Trump: “[…] But regardless of [the] recommendation, I was going to fire Comey. Knowing there was no good time to do it!
And in fact when I decided to just do it I said to myself, I said, “You know, this Russia thing with Trump and Russia is a made-up story, it’s an excuse by the Democrats for having lost an election that they should’ve won.” — vox.com, May 11, 2017
After the four-word set-up, Donald went on to disclose what the real rationale was — you know just between him and the Press (a “non-enemy” at the time).
— — —
Here are some examples of his “Tell” at work … (Taken from interviews from April 2016 forward.)
Trump: “My entire life, I’ve watched politicians bragging about how poor they are, how they came from nothing, how poor their parents and grandparents were. And I said to myself, if they can stay so poor for so many generations, maybe this isn’t the kind of person we want to be electing to higher office. How smart can they be? They’re morons.” — Eliot Weinberger, Oct 20, 2016
Here’s another example:
Trump: […] Part of that is when they try and demean me unfairly ’cause we had a massive crowd of people. We had a crowd — I looked over that sea of people and I said to myself, “Wow.”
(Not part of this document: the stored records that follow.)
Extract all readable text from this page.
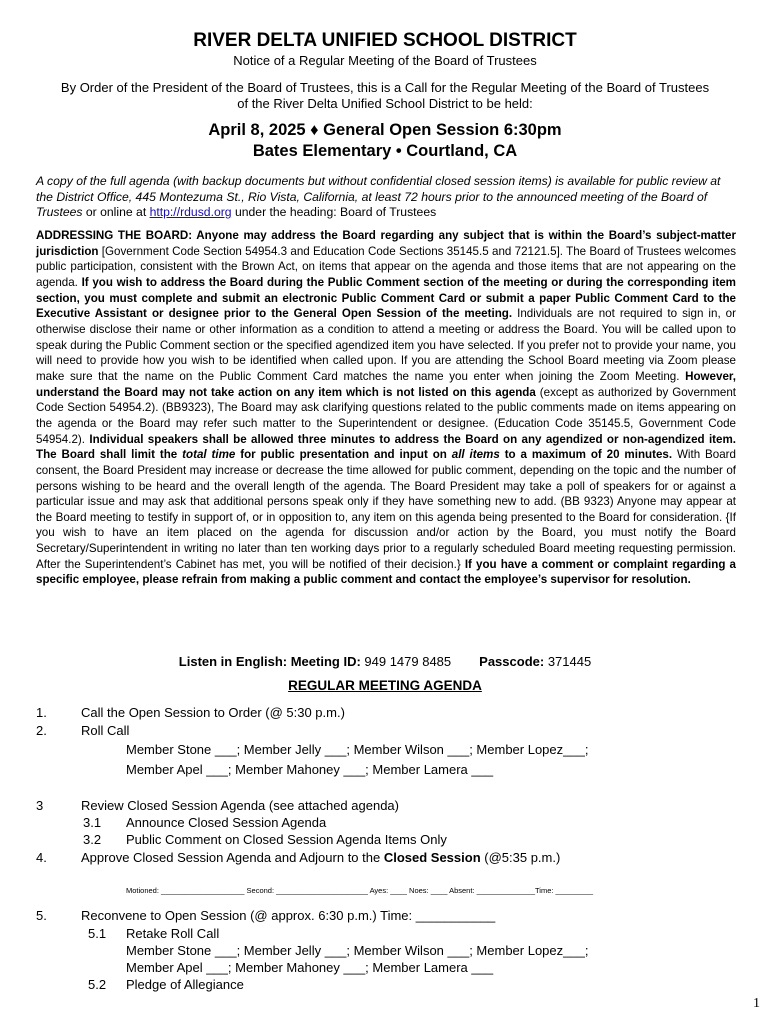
RIVER DELTA UNIFIED SCHOOL DISTRICT
Notice of a Regular Meeting of the Board of Trustees
By Order of the President of the Board of Trustees, this is a Call for the Regular Meeting of the Board of Trustees of the River Delta Unified School District to be held:
April 8, 2025 ♦ General Open Session 6:30pm
Bates Elementary • Courtland, CA
A copy of the full agenda (with backup documents but without confidential closed session items) is available for public review at the District Office, 445 Montezuma St., Rio Vista, California, at least 72 hours prior to the announced meeting of the Board of Trustees or online at http://rdusd.org under the heading: Board of Trustees
ADDRESSING THE BOARD: Anyone may address the Board regarding any subject that is within the Board’s subject-matter jurisdiction [Government Code Section 54954.3 and Education Code Sections 35145.5 and 72121.5]. The Board of Trustees welcomes public participation, consistent with the Brown Act, on items that appear on the agenda and those items that are not appearing on the agenda. If you wish to address the Board during the Public Comment section of the meeting or during the corresponding item section, you must complete and submit an electronic Public Comment Card or submit a paper Public Comment Card to the Executive Assistant or designee prior to the General Open Session of the meeting. Individuals are not required to sign in, or otherwise disclose their name or other information as a condition to attend a meeting or address the Board. You will be called upon to speak during the Public Comment section or the specified agendized item you have selected. If you prefer not to provide your name, you will need to provide how you wish to be identified when called upon. If you are attending the School Board meeting via Zoom please make sure that the name on the Public Comment Card matches the name you enter when joining the Zoom Meeting. However, understand the Board may not take action on any item which is not listed on this agenda (except as authorized by Government Code Section 54954.2). (BB9323), The Board may ask clarifying questions related to the public comments made on items appearing on the agenda or the Board may refer such matter to the Superintendent or designee. (Education Code 35145.5, Government Code 54954.2). Individual speakers shall be allowed three minutes to address the Board on any agendized or non-agendized item. The Board shall limit the total time for public presentation and input on all items to a maximum of 20 minutes. With Board consent, the Board President may increase or decrease the time allowed for public comment, depending on the topic and the number of persons wishing to be heard and the overall length of the agenda. The Board President may take a poll of speakers for or against a particular issue and may ask that additional persons speak only if they have something new to add. (BB 9323) Anyone may appear at the Board meeting to testify in support of, or in opposition to, any item on this agenda being presented to the Board for consideration. {If you wish to have an item placed on the agenda for discussion and/or action by the Board, you must notify the Board Secretary/Superintendent in writing no later than ten working days prior to a regularly scheduled Board meeting requesting permission. After the Superintendent’s Cabinet has met, you will be notified of their decision.} If you have a comment or complaint regarding a specific employee, please refrain from making a public comment and contact the employee’s supervisor for resolution.
Listen in English: Meeting ID: 949 1479 8485 Passcode: 371445
REGULAR MEETING AGENDA
1.	Call the Open Session to Order (@ 5:30 p.m.)
2.	Roll Call
Member Stone ___; Member Jelly ___; Member Wilson ___; Member Lopez___;
Member Apel ___; Member Mahoney ___; Member Lamera ___
3	Review Closed Session Agenda (see attached agenda)
3.1 Announce Closed Session Agenda
3.2 Public Comment on Closed Session Agenda Items Only
4.	Approve Closed Session Agenda and Adjourn to the Closed Session (@5:35 p.m.)
Motioned: ____________________ Second: ______________________ Ayes: ____ Noes: ____ Absent: ______________Time: _________
5.	Reconvene to Open Session (@ approx. 6:30 p.m.) Time: ___________
5.1 Retake Roll Call
Member Stone ___; Member Jelly ___; Member Wilson ___; Member Lopez___;
Member Apel ___; Member Mahoney ___; Member Lamera ___
5.2 Pledge of Allegiance
1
And I’ve seen crowds before. Big, big crowds. That was some crowd. — abc.news.com, Jan 25, 2017
Here’s another example:
This is part of a pattern. In the first presidential debate, he congratulated himself for not bringing up Bill’s infidelities: “I was going to say something extremely rough to Hillary, to her family, and I said to myself, I can’t do it. It’s inappropriate. It’s not nice.” In case anyone wasn’t clear about what he was talking about, after the debate he told reporters, “I’m very happy that I was able to hold back on the indiscretions with respect to Bill Clinton.” — vox.com, Oct 7, 2016
This one is kind of disturbing, since the “reports” originated from the other side of the globe, not with leakers …
Trump: […] Same thing with Australia. I said “that’s terrible that it was leaked” but it wasn’t that important. But then I said to myself “what happens when I’m dealing with the problem of North Korea?”
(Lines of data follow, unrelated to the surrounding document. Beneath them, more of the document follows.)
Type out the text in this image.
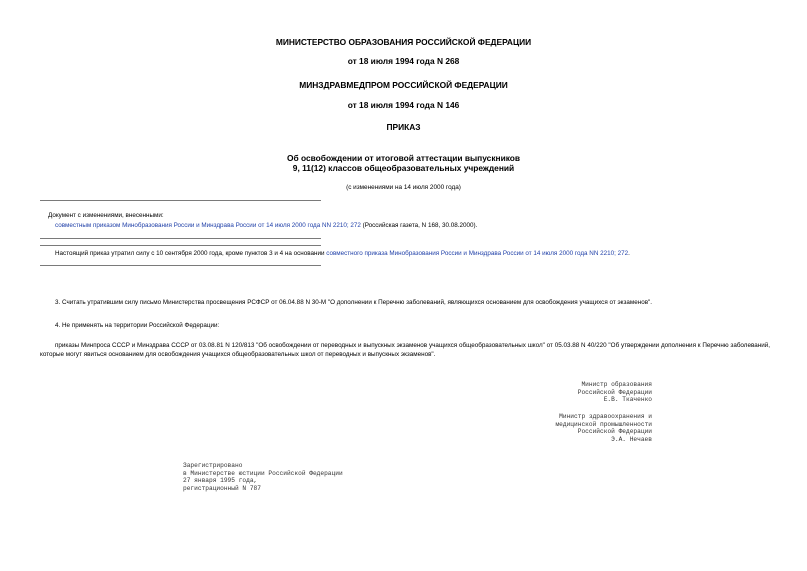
МИНИСТЕРСТВО ОБРАЗОВАНИЯ РОССИЙСКОЙ ФЕДЕРАЦИИ
от 18 июля 1994 года N 268
МИНЗДРАВМЕДПРОМ РОССИЙСКОЙ ФЕДЕРАЦИИ
от 18 июля 1994 года N 146
ПРИКАЗ
Об освобождении от итоговой аттестации выпускников
9, 11(12) классов общеобразовательных учреждений
(с изменениями на 14 июля 2000 года)
Документ с изменениями, внесенными:
совместным приказом Минобразования России и Минздрава России от 14 июля 2000 года NN 2210; 272 (Российская газета, N 168, 30.08.2000).
Настоящий приказ утратил силу с 10 сентября 2000 года, кроме пунктов 3 и 4 на основании совместного приказа Минобразования России и Минздрава России от 14 июля 2000 года NN 2210; 272.
3. Считать утратившим силу письмо Министерства просвещения РСФСР от 06.04.88 N 30-М "О дополнении к Перечню заболеваний, являющихся основанием для освобождения учащихся от экзаменов".
4. Не применять на территории Российской Федерации:
приказы Минпроса СССР и Минздрава СССР от 03.08.81 N 120/813 "Об освобождении от переводных и выпускных экзаменов учащихся общеобразовательных школ" от 05.03.88 N 40/220 "Об утверждении дополнения к Перечню заболеваний, которые могут явиться основанием для освобождения учащихся общеобразовательных школ от переводных и выпускных экзаменов".
Министр образования
Российской Федерации
Е.В. Ткаченко
Министр здравоохранения и
медицинской промышленности
Российской Федерации
Э.А. Нечаев
Зарегистрировано
в Министерстве юстиции Российской Федерации
27 января 1995 года,
регистрационный N 787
“What happens when I’m dealing with the problems in the Middle East? Are you folks going to be reporting all of that very, very confidential information, very important, very — you know, I mean at the highest level? Are you going to be reporting about that too? So, I don’t want classified information getting out to the public and in a way that was almost a test.” — cnn.com, February 17, 2017
This one was to Bill-O — back when he still had the gig …
Trump: Well, I must tell you, the other day, I walked into the main entrance of the White House, and I said to myself, “This is sort of amazing.” Or you walk into Air Force One. It’s like a surreal experience, in a certain way, but you have to get over it, because there’s so much work to be done, whether it’s jobs or other nations that truly hate us. You have to get over it. — sbnation.com, February 5, 2017
Too bad the guy has not taken his own “inner reveal” words to heart, that “there’s so much work to be done” … he had better “get over it” — you know being awestruck by the weightiness of the Job, he just walked into.
Or maybe he has “gotten over it” — just in entirely the wrong way. Tweeting is afterall, a way to take the “seriousness” out of about everything, this down-on-his luck poker-player does.
Who knows “what farm” he’ll bet next, to get his next self-validation fix. Afterall, if there’s one thing Donald’s “tell” tells us, it is this — he sure spends a lot of time talking to himself.
That’s one captive audience, I suppose. One he still hopes to impress, if he just keeps bluffing his way through his brand new “surreal experience.”